The Trap of the Happy Patient

0
6

I remember one specific shift.

Progressive pain. Emergency department. I gave the patient morphine. Twice. The dose was correct. Then came the reassessment. He was sedated. Oxygen levels dipping. The signal was clear. I had to hold the line. He wanted more. I said no. I explained it wasn’t safe. Simple logic.

Weeks later? A letter. Sent to our family relations office. He wasn’t happy with me. Or anyone who had ever withheld his opioids.

Our quality team reviewed it. They agreed: clinically, I’d done nothing wrong. The pharmacology held up. But the feedback I received? Not about breathing rates or drug interactions. It was a gentle, stinging reminder not to let a patient leave so upset that they complain. That moment changed things. I realized then that being a doctor isn’t just about medicine.

You are also in customer service.

The Blur

“Patient satisfaction” and “patient experience.” People use them as synonyms. Hospitals do it. Patients do it. Even doctors, sometimes, nod along. They aren’t the same thing. Not even close.

Satisfaction is subjective. Did I get what I expected? If I walked in expecting an MRI and left with only a physical exam? Unsatisfied. Regardless of whether the physical was actually what I needed. Expectations shape reality.

Experience is narrower. Sharper. Did the nurse explain the pill? Did someone review the discharge instructions before I left the room? Verifiable events. Checkboxes.

HCAHPS—the survey that dictates how much Medicare pays you—claims to measure experience. It asks if events happened. But in the hallway, in the boardroom, the lines blur. Hospitals treat these results as a pure satisfaction score. Why? Because the money ties to that blur.

Under Medicare’s rules, acute care hospitals have to submit this data. Full annual payment updates depend on it. The Hospital Value-Based Purchasing Program ties a chunk of your actual reimbursement to your score. So here is the paradox.

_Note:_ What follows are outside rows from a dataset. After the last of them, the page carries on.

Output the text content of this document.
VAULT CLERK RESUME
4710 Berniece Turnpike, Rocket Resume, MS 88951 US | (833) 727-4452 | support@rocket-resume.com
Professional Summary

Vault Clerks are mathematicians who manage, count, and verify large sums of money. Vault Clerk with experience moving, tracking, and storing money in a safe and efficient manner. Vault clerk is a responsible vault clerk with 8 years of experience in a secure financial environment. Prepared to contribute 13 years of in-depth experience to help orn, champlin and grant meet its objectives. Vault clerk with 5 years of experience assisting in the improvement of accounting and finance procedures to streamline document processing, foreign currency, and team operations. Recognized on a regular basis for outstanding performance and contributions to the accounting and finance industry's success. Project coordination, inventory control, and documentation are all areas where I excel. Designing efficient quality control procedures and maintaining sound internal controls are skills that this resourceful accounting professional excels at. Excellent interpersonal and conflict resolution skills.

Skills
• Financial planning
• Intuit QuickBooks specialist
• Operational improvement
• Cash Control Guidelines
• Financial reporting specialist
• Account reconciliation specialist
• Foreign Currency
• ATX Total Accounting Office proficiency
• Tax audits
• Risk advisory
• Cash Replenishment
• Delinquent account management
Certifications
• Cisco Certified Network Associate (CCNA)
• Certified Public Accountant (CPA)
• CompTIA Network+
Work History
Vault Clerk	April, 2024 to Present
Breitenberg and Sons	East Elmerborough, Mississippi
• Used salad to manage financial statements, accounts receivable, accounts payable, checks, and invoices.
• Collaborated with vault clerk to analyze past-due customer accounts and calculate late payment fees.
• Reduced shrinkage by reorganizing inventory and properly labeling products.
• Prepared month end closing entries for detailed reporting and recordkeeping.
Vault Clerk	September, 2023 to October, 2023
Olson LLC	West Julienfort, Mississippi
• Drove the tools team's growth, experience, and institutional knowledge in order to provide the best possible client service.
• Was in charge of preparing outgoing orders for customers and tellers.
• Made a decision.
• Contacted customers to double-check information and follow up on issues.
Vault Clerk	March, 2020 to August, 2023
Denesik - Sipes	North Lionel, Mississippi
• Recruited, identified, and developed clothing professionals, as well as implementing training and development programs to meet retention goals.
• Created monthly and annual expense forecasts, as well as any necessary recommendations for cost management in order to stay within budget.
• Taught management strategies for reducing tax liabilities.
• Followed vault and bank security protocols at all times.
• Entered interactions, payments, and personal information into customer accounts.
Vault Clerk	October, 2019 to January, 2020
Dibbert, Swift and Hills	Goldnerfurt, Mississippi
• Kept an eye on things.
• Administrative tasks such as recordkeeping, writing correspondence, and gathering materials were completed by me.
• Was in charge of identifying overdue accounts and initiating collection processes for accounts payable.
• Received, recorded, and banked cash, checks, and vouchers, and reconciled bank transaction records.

You can provide flawless, evidence-based care. You can save a life. But if the patient didn’t feel happy getting the care? The hospital loses money.

Appeasing The Crowd

Clinicians bend.

Look at the antibiotics. The CDC says nearly 28% of prescriptions in outpatient settings are just unnecessary. Why? Because it’s hard to say no.

In the ER, I see patients with common colds. They want pills. I explain the virus. I show the evidence. They still want them “just in case.” It’s exhausting. On a busy night, giving them the antibiotic is the fast lane. The patient is satisfied. The shift moves faster. Is it clinical best practice? No. But is it the path of least resistance? Definitely.

Imaging suffers too. Radiologists and ER doctors admit they over-order CTs. A 2024 study pinned it on patient pressure and the fear of malpractice lawsuits. But there’s another driver.

The money.

That same analysis found something striking. Every 10-percentage-point jump in a doctor’s CT ordering rate correlated with a 3-point bump in their satisfaction score. The math speaks for itself. More scans equals happier patients. Happier patients equals more money.

Are we treating diseases, or managing perceptions?

Let’s be fair. The patients aren’t villains. Fear drives those requests. Unfamiliarity with medicine does. Usually, a firm “no,” explained with kindness, is enough. A 2025 review showed doctors actually overestimate how aggressive patients are. When patients do speak up, they’re often just clarifying, not bullying.

The villains aren’t the doctors, either. They’re caught in the middle. The system incentivizes the quick “yes” over the hard conversation. The system rewards the outcome the patient wants, not the one the disease needs.

Breaking The Model

Most doctors have been told “no.”

Sometimes that no was right. Good care often looks like doing less. But not always. Clinicians miss things. Patients deserve to push back. To get a second opinion. That friction is necessary.

But fixing a broken incentive structure requires more than just listening louder to the loudest complainants. Ranking satisfaction above everything else? It’s a flawed foundation.

Hospitals need to be rewarded for what actually matters. In order:

  1. Patient Outcomes — Did they survive? Are they healthier?
  2. Staff Well-Being — Are the caregivers burnout-free and safe?
  3. Resource Stewardship — Was care responsible and not wasteful?

Patient satisfaction? Drop it to fourth place.

The Forbes Top Hospitals list is a decent model. Outcomes carry the most weight there. Then best practices. Value. Experience comes last. But it needs to go further. The well-being of the person handing you the stethoscope should be its own category.

We need a reimbursement system that trusts clinicians to make the right call for the right patient. Not one that pays bonuses for a smiley face sticker at discharge.

If we don’t fix the metrics, we don’t have a healthcare system we can trust.

Just a service industry wearing scrubs.